The researchers cut the teeth open and fired a laser at them to vaporize a small bit of tooth material. That material was then analyzed to calculate the chemical components, including barium, which is present in breast milk. By calculating how much barium was present through the tooth “history,” the researchers were able to determine the breastfeeding behavior of the four specimens.

 Image by T.M. Smith et al. (2017)
Light microscope image (left) of a thin section of a wild Bornean orangutan’s developing first molar contrasted with an elemental map of the same tooth (right) showing the distribution of barium, an element that is highly concentrated in mothers’ milk.

For example, they saw that after the first year, barium levels generally decreased. That’s because the orangutans were feeding exclusively on milk for the first year of their lives, but then began eating also other things, like leaves and fruits, relying less on breast milk. They also saw that breastfeeding happened in cycles — sometimes the babies were suckling more, sometimes they were sucking less. That’s probably because whenever other food sources were scarce, the babies drank more breast milk, and vice versa. But breastfeeding continued into the eighth and ninth year of life.

That’s longer than other primates. Chimps, for example, nurse until about five years old, Knott says. For humans, the time frame varies, but the American Academy of Pediatrics recommends that babies be exclusively breastfed for about the first six months of life. Breastfeeding can then continue for one year, or as long as the mother and baby want, the guidelines say.

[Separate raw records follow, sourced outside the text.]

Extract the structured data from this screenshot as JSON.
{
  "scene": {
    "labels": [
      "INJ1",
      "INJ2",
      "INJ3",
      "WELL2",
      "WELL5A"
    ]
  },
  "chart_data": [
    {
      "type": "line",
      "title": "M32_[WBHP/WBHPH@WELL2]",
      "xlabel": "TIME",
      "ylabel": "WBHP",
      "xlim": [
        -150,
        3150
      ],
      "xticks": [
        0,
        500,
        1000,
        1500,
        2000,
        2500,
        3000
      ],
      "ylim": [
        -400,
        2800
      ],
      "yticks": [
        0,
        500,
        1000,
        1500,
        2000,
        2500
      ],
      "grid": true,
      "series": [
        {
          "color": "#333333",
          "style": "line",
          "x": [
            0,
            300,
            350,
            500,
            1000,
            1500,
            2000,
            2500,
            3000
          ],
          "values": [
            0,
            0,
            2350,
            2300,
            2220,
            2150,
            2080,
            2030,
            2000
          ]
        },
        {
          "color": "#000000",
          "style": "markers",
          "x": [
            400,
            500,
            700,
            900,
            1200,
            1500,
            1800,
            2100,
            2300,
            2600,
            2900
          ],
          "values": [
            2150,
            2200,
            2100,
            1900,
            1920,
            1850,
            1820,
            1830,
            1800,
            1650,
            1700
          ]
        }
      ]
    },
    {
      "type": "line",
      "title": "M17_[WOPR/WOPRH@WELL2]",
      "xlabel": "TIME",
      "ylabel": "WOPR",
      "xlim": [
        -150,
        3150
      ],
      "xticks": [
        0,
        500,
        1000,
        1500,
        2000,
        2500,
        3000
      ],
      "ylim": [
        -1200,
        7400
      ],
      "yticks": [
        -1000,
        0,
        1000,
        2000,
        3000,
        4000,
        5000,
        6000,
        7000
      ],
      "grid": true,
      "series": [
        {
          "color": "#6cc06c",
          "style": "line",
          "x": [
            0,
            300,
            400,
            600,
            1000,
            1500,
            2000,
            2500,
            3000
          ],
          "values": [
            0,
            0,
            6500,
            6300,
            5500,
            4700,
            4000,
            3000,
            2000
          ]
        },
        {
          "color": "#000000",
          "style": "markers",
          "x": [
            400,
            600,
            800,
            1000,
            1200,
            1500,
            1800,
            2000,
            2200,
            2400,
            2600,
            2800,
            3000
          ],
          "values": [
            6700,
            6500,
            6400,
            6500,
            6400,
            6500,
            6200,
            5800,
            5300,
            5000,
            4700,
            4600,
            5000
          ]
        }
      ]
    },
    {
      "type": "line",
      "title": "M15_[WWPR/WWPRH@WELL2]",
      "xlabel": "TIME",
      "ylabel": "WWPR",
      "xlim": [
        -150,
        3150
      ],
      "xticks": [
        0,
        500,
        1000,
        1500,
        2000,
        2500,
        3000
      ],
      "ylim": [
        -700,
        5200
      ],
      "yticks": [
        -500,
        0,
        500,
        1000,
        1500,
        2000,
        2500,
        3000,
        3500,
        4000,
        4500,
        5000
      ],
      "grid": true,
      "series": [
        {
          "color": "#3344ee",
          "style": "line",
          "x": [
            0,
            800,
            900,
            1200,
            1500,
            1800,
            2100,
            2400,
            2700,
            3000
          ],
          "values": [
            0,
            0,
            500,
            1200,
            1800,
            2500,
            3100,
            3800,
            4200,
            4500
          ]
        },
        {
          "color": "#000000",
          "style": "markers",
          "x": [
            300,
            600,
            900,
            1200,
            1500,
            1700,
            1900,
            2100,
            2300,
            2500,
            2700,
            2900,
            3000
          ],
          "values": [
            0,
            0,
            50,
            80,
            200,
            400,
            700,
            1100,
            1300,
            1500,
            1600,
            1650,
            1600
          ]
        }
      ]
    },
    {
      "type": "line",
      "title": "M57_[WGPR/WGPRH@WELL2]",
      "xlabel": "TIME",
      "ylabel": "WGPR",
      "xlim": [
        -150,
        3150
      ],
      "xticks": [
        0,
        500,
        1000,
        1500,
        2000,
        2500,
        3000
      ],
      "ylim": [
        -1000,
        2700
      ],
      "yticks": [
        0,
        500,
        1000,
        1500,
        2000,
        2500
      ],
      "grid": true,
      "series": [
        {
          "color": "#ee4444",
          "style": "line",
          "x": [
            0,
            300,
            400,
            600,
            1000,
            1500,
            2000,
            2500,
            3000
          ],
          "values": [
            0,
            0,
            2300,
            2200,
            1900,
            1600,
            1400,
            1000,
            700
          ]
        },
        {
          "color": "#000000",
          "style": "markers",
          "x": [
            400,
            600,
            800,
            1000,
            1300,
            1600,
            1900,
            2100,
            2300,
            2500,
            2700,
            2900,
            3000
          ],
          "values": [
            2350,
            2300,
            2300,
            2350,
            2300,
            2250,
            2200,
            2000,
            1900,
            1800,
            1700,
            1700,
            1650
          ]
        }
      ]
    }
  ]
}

The findings corroborate what we already suspected from field observations, Knott says, but also add more information on the cyclical nature of breastfeeding in orangutans. The information could help scientists in their efforts to protect orangutans from extinction. The animals are endangered because they’re very slow to reproduce — females wait until they’re 10 or 15 to reproduce, and they give birth once every five years at most. Sometimes they wait as long as 10 years between babies. Better understanding how breastfeeding works, and how the environment plays a role in it, is key to protect the animals, Knott says.

And there’s no time to waste. A century ago, according to the WWF, there were around four times as many orangutans in the world as there are today.